どこまで行くのか!?アフリカにまで進出する中国

公開日: : 中国

Africa
By Jack Zalium

中国は日本を抜き、現在、世界第二位の経済大国となっています。中国の国際政治における影響力は否定することはできません。そして、中国はいま、特にアフリカへの影響力を高めています。多くの人はなぜ中国がアフリカに関与するのか、疑問に思う人も多いでしょう。今回は、そんな中国のアフリカ進出についてのお話です。

中国がアフリカに進出した理由

中国がアフリカ諸国と国交を持ちはじめるのは、1956年のことです。その後、タンザニアでの鉄道建設をはじめ、様々な支援をアフリカ諸国に対してしてきました。

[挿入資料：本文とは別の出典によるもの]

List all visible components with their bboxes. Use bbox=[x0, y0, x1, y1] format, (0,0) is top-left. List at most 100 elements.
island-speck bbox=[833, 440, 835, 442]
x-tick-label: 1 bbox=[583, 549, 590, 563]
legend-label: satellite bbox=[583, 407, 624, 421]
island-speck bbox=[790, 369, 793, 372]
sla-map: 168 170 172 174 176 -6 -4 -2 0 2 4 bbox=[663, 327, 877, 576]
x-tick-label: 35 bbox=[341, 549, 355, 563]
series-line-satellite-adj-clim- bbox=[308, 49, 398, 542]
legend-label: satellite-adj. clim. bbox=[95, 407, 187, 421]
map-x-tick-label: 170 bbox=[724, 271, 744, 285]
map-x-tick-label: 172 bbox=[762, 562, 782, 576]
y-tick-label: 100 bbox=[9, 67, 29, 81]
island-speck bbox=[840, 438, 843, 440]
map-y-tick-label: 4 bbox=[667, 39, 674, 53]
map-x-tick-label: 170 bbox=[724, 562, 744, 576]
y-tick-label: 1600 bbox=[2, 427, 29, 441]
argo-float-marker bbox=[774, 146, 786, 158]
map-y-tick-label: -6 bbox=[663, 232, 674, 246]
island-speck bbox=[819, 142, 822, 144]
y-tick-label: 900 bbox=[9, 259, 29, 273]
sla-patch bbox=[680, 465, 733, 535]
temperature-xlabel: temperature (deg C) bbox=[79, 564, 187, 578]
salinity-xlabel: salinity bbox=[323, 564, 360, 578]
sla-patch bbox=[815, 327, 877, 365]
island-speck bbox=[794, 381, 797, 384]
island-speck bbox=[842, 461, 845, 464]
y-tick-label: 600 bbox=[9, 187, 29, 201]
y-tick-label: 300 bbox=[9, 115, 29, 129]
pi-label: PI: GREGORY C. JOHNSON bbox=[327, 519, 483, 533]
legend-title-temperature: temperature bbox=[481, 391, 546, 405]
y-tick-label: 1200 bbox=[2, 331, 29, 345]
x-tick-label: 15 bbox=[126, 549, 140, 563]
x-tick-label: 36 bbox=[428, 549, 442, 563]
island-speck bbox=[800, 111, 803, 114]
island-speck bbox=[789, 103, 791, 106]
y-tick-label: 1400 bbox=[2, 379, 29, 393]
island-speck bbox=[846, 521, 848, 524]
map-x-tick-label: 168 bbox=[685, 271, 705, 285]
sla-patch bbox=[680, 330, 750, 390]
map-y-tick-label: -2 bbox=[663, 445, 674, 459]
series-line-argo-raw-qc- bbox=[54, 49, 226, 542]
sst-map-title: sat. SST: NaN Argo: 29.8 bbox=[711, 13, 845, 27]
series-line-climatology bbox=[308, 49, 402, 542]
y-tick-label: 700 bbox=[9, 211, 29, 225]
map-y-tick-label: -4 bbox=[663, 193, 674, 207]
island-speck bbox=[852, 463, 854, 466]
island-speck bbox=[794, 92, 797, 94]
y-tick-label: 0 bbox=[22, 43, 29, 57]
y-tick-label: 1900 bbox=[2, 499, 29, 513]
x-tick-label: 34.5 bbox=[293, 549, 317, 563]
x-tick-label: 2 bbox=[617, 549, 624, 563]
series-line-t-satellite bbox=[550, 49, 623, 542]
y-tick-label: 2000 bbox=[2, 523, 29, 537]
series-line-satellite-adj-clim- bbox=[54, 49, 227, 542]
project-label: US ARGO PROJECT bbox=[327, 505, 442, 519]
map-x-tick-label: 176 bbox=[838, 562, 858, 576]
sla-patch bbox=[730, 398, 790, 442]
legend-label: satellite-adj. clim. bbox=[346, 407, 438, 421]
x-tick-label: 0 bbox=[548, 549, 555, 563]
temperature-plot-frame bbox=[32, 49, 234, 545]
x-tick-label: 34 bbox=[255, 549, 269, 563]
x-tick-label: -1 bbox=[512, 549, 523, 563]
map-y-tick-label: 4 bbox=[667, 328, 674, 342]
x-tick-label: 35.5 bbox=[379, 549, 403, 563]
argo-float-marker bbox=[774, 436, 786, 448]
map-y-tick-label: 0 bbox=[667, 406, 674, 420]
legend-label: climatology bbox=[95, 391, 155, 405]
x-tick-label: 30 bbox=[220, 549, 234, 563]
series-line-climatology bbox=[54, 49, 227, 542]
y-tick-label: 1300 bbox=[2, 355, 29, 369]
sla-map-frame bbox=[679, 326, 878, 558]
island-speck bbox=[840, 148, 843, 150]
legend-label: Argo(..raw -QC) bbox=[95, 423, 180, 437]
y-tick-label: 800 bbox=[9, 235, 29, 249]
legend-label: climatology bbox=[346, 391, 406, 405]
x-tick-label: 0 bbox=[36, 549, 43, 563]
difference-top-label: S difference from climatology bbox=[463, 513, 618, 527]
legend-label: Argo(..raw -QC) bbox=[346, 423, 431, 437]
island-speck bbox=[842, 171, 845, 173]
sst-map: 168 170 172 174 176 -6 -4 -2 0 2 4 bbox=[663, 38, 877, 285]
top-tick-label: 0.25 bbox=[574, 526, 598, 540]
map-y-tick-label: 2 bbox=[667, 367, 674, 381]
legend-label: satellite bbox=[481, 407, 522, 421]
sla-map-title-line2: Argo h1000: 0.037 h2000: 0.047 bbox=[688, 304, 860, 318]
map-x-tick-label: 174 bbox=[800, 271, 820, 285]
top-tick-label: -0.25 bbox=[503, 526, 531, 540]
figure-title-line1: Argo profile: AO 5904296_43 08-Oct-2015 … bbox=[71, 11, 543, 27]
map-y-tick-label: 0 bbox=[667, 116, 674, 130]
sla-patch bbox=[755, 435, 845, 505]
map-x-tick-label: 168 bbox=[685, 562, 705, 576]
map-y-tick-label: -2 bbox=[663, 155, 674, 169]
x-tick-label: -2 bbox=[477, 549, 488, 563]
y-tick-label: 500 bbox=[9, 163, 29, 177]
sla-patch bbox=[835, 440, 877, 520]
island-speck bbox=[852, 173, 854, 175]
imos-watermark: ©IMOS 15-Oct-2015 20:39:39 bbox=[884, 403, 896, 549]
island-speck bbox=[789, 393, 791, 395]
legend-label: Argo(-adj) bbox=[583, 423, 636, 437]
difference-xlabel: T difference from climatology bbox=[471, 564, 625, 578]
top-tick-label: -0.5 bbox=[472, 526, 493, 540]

中国というのは、第二次世界大戦後、二つの政府が存在しました。一つは、現在一般に中国と呼ばれる中華人民共和国、もう一つは、現在一般に台湾と呼ばれる中華民国です。中華人民共和国は、共産主義という主義を信奉しており、中華民国は資本主義経済を目指しました。

軍事的に、中華人民共和国のほうが勝ったため、中国の大陸部は中華人民共和国によって制圧され、支配されましたが、台湾に中華民国の残党が逃げ、これを中華人民共和国が攻略できなかったため、中華人民共和国と中華民国が共存することになっています。(現在は、一般的に台湾は中華人民共和国の一部という認識が主流です。) しかし、軍事的に勝利した直後は、国際的に支持を得られませんでした。ほとんどの国は、今の台湾(中華民国)を中国の正統な政府として承認したのです。国際的な承認が得られなければ、国家運営は難しくなります。そのため、アフリカを経済的に支援することによって、アフリカの国々に中華人民共和国を中国の正統な国家として認めてもらおうと考えたのです。

中国のアフリカへの影響の変質ービジネスの場としてのアフリカ

その後、中国の経済が発展していくにつれて、中国で石油や石炭といった天然資源が不足するようになります。アフリカというのは、天然資源の開発が遅れており、天然資源が豊富であると見込まれています。そこで、中国は近年、天然資源の獲得をアフリカで進めています。

加えて、アフリカはビジネスでも有望です。アフリカの人口は増加の一途をたどっています。人口が増えれば、それだけ消費も見込めます。そこで、中国企業はどんどんと進出しているわけです。

しかし一方で、アフリカにおける中国企業の進出がアフリカの地元企業を圧迫しているという指摘もあり、アフリカでは対中感情が悪化していることもあいまって、今後の中国によるアフリカ進出には不透明なところが目立ちます。